Sunday, 17 November 2013

The Disgrace that is Blair

Blair's presence at the annual Cenotaph ceremony divides the nation into those silently appalled that he has the bare-faced gall to attend and those who shout at the telly in rage at the inappropriateness of his presence. This year the BBC cameras carefully avoided broadcasting any medium or close shots containing Blair's treasonous face; he appeared only in long-shot, visible only in the back row to those who knew he was there. A small thing, but a sign that even his favourite tame broadcaster has now assigned him the status of a leprous paedophile. 

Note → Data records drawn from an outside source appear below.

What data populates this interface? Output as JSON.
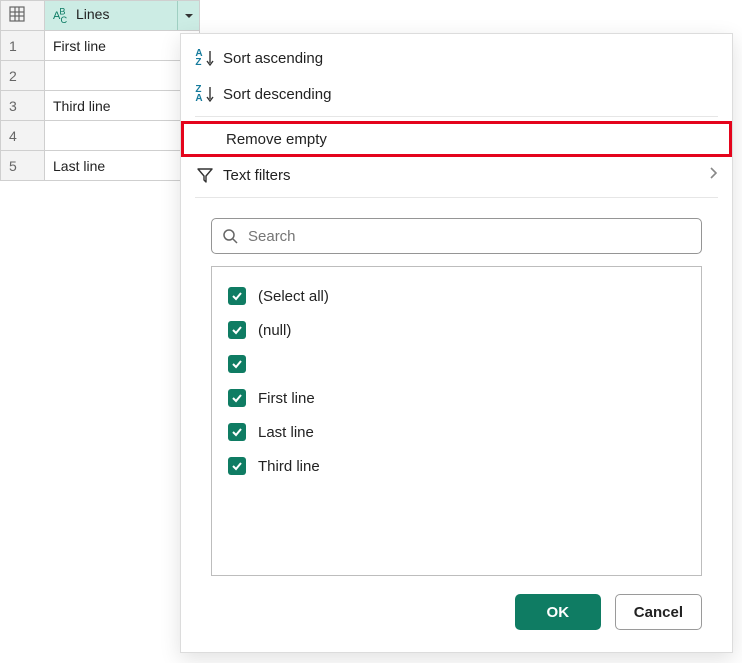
{
  "column": {
    "type_label": "ABC",
    "name": "Lines"
  },
  "rows": [
    {
      "num": "1",
      "value": "First line"
    },
    {
      "num": "2",
      "value": ""
    },
    {
      "num": "3",
      "value": "Third line"
    },
    {
      "num": "4",
      "value": ""
    },
    {
      "num": "5",
      "value": "Last line"
    }
  ],
  "menu": {
    "sort_asc": "Sort ascending",
    "sort_desc": "Sort descending",
    "remove_empty": "Remove empty",
    "text_filters": "Text filters"
  },
  "search": {
    "placeholder": "Search"
  },
  "options": {
    "select_all": "(Select all)",
    "null": "(null)",
    "blank": "",
    "v1": "First line",
    "v2": "Last line",
    "v3": "Third line"
  },
  "buttons": {
    "ok": "OK",
    "cancel": "Cancel"
  }
}
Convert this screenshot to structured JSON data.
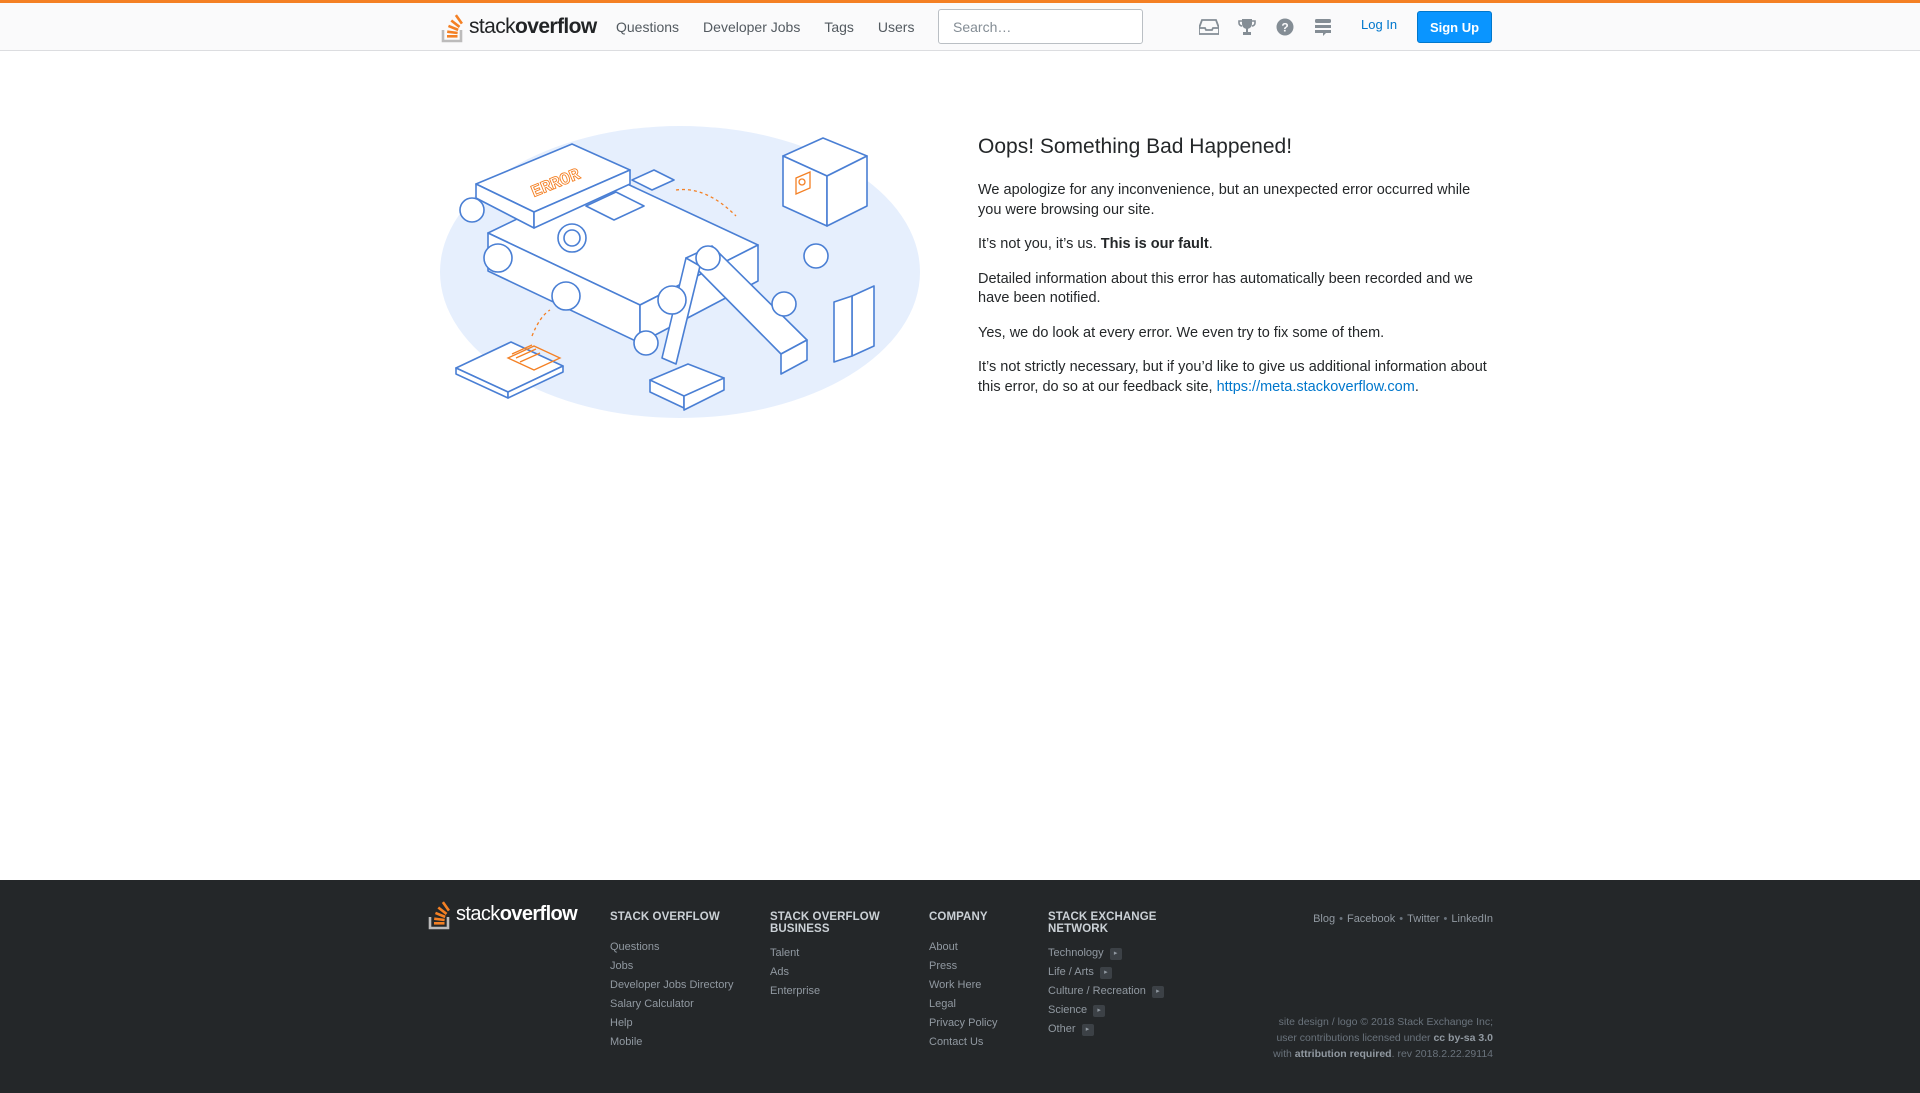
{
  "header": {
    "logo_text_light": "stack",
    "logo_text_bold": "overflow",
    "nav": [
      "Questions",
      "Developer Jobs",
      "Tags",
      "Users"
    ],
    "search_placeholder": "Search…",
    "icons": [
      "inbox-icon",
      "achievements-trophy-icon",
      "help-icon",
      "site-switcher-icon"
    ],
    "login": "Log In",
    "signup": "Sign Up",
    "accent_color": "#f48024",
    "link_color": "#0077cc",
    "signup_color": "#0a95ff"
  },
  "error": {
    "title": "Oops! Something Bad Happened!",
    "p1": "We apologize for any inconvenience, but an unexpected error occurred while you were browsing our site.",
    "p2_prefix": "It’s not you, it’s us. ",
    "p2_bold": "This is our fault",
    "p2_suffix": ".",
    "p3": "Detailed information about this error has automatically been recorded and we have been notified.",
    "p4": "Yes, we do look at every error. We even try to fix some of them.",
    "p5_prefix": "It’s not strictly necessary, but if you’d like to give us additional information about this error, do so at our feedback site, ",
    "p5_link": "https://meta.stackoverflow.com",
    "p5_suffix": ".",
    "illustration_text": "ERROR"
  },
  "footer": {
    "logo_text_light": "stack",
    "logo_text_bold": "overflow",
    "columns": [
      {
        "title": "Stack Overflow",
        "items": [
          "Questions",
          "Jobs",
          "Developer Jobs Directory",
          "Salary Calculator",
          "Help",
          "Mobile"
        ]
      },
      {
        "title": "Stack Overflow Business",
        "items": [
          "Talent",
          "Ads",
          "Enterprise"
        ]
      },
      {
        "title": "Company",
        "items": [
          "About",
          "Press",
          "Work Here",
          "Legal",
          "Privacy Policy",
          "Contact Us"
        ]
      },
      {
        "title": "Stack Exchange Network",
        "items": [
          "Technology",
          "Life / Arts",
          "Culture / Recreation",
          "Science",
          "Other"
        ]
      }
    ],
    "social": [
      "Blog",
      "Facebook",
      "Twitter",
      "LinkedIn"
    ],
    "copyright_line1": "site design / logo © 2018 Stack Exchange Inc;",
    "copyright_line2_prefix": "user contributions licensed under ",
    "copyright_line2_bold": "cc by-sa 3.0",
    "copyright_line3_prefix": "with ",
    "copyright_line3_bold": "attribution required",
    "copyright_line3_suffix": ". rev 2018.2.22.29114",
    "background_color": "#242729"
  }
}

Today the Mail and the Observer are united in their loathing of Blair and longing for justice; Henry Porter writes under the strap "No more evasion and prevarication – Britain's elite must be held to account (The blocking of the Chilcot report underlines how the powerful shield their activities from the public)" calling for Jack Straw and Alastair Campbell to share the dock with Blair. Peter Hitchens calls for much the same thing;
"The Chilcot Inquiry, which ought at least to have shown Blair publicly for what he is, is stalled, perhaps forever. It seems it may never report properly. This is because British officials are blocking the release of documents recording exchanges between Blair and ex-President George W. Bush.

We are now being told this is the Americans’ fault. Perhaps it really is. But why are the men who actually created these wars allowed to hide their private conversations, when the unwise remarks of sergeants and privates can be used in evidence against them, to fling them into jail?

The next time you see Mr Blair wearing a poppy, or see any politician simpering about our ‘wonderful Armed Forces’, remember this. Those who did Blair’s bidding end up dead or maimed, or on trial, ruined and in prison cells. He remains whole, at liberty and rich."